I’ve replaced the example minimally below. The error message you receive should be “index 1 is out of bounds for dimension 1 with size 1” in compute_loss(args) method of the classification head.
Thank you in advance for any help.
Minimal code:
''' Adapted from example in PyTorch code '''
import torch
import torchvision
from torchvision.models.detection.anchor_utils import AnchorGenerator
from torchvision.models.detection.backbone_utils import resnet_fpn_backbone
from torchvision.models.detection import RetinaNet
''' Backbone '''
backbone = resnet_fpn_backbone('resnet18', pretrained=False, trainable_layers=4)
backbone.out_channels = 256
''' Anchor Generator '''
anchor_sizes = ((32,), (64,), (128,), (256,), (512,))
aspect_ratios = ((0.5, 1.0, 2.0),) * len(anchor_sizes)

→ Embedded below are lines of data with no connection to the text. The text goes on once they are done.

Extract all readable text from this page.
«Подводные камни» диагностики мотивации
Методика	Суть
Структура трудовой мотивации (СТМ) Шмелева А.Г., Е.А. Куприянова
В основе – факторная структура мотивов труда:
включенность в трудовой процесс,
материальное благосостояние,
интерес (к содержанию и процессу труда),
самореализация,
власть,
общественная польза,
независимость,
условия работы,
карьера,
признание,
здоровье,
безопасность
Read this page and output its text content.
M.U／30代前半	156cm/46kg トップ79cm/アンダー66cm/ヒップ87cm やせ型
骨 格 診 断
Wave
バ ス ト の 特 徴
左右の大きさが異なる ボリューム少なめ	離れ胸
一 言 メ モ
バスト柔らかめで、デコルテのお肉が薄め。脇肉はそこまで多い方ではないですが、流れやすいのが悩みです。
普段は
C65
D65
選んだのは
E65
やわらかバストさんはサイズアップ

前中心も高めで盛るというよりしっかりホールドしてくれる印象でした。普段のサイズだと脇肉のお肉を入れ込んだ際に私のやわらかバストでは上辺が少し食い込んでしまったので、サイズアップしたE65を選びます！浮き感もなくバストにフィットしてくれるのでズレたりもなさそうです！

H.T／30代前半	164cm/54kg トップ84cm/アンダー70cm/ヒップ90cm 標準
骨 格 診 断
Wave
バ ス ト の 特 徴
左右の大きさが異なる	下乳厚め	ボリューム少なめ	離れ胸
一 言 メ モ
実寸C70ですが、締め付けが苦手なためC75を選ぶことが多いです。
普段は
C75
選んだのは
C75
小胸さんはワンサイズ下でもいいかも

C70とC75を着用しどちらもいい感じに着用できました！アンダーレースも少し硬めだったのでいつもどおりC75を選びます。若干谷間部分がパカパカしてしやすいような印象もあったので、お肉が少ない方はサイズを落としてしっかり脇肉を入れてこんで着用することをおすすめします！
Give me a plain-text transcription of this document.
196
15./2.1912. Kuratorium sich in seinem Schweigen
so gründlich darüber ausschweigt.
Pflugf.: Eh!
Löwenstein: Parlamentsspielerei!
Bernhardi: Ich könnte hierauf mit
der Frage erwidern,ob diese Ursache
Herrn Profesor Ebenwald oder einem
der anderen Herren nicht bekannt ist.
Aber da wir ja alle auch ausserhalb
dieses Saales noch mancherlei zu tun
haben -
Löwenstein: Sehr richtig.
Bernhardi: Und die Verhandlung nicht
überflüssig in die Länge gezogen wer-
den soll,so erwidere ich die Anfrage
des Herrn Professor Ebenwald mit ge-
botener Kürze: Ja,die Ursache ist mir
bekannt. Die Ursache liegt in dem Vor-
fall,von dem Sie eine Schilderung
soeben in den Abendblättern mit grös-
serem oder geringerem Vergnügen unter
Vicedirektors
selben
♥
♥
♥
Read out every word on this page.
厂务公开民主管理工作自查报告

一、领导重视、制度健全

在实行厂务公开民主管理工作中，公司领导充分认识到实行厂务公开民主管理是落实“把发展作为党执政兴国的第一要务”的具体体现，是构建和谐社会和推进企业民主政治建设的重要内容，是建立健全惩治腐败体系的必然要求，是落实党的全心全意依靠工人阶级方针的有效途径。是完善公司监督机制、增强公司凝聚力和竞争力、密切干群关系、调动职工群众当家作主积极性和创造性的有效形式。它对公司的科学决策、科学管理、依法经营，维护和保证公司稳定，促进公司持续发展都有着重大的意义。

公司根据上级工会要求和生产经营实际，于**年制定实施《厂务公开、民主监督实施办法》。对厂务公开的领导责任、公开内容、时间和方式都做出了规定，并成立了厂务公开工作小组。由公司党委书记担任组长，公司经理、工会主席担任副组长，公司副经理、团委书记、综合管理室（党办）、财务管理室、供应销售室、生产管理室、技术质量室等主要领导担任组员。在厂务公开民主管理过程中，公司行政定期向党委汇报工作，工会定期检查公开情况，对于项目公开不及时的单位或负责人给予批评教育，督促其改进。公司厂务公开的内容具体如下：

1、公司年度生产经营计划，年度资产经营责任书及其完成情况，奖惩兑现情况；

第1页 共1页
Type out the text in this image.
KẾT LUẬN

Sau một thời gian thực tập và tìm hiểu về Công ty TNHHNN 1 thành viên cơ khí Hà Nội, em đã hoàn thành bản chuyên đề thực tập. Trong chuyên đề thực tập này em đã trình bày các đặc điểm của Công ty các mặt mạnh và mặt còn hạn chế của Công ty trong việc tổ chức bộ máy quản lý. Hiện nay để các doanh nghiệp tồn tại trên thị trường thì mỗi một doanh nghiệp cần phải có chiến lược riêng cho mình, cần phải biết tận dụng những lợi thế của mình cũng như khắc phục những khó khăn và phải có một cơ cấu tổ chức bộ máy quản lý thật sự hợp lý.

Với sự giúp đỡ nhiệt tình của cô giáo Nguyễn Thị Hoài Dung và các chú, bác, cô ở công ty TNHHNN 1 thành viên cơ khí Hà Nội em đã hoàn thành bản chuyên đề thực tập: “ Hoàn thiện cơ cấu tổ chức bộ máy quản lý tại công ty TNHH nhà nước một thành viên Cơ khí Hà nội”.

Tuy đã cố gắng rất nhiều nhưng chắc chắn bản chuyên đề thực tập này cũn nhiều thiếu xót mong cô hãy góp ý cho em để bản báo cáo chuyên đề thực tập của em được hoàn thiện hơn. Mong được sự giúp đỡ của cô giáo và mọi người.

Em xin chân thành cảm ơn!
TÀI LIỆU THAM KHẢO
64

anchor_generator = AnchorGenerator(sizes=anchor_sizes, aspect_ratios=aspect_ratios)
''' Model '''
model = RetinaNet(backbone,
num_classes=1,
anchor_generator=anchor_generator)
def __getitem__():
img = torch.rand(3, 256, 256)
bboxes = []
bboxes = [[15, 15, 20, 20]]*20
bboxes = torch.FloatTensor(bboxes)
labels = torch.LongTensor(np.ones(len(bboxes), dtype=int))
targets = {'boxes':bboxes, 'labels':torch.LongTensor(labels)}
return img, targets
def retinanet_collate_fn(batch_size=2):
img_batch = []
targets_batch = []
for i in range(batch_size):
img, targets = __getitem__()
img_batch.append(img)
targets_batch.append(targets)
return img_batch, targets_batch
img_batch, targets_batch = retinanet_collate_fn(batch_size=2)
outputs = model(img_batch, targets_batch)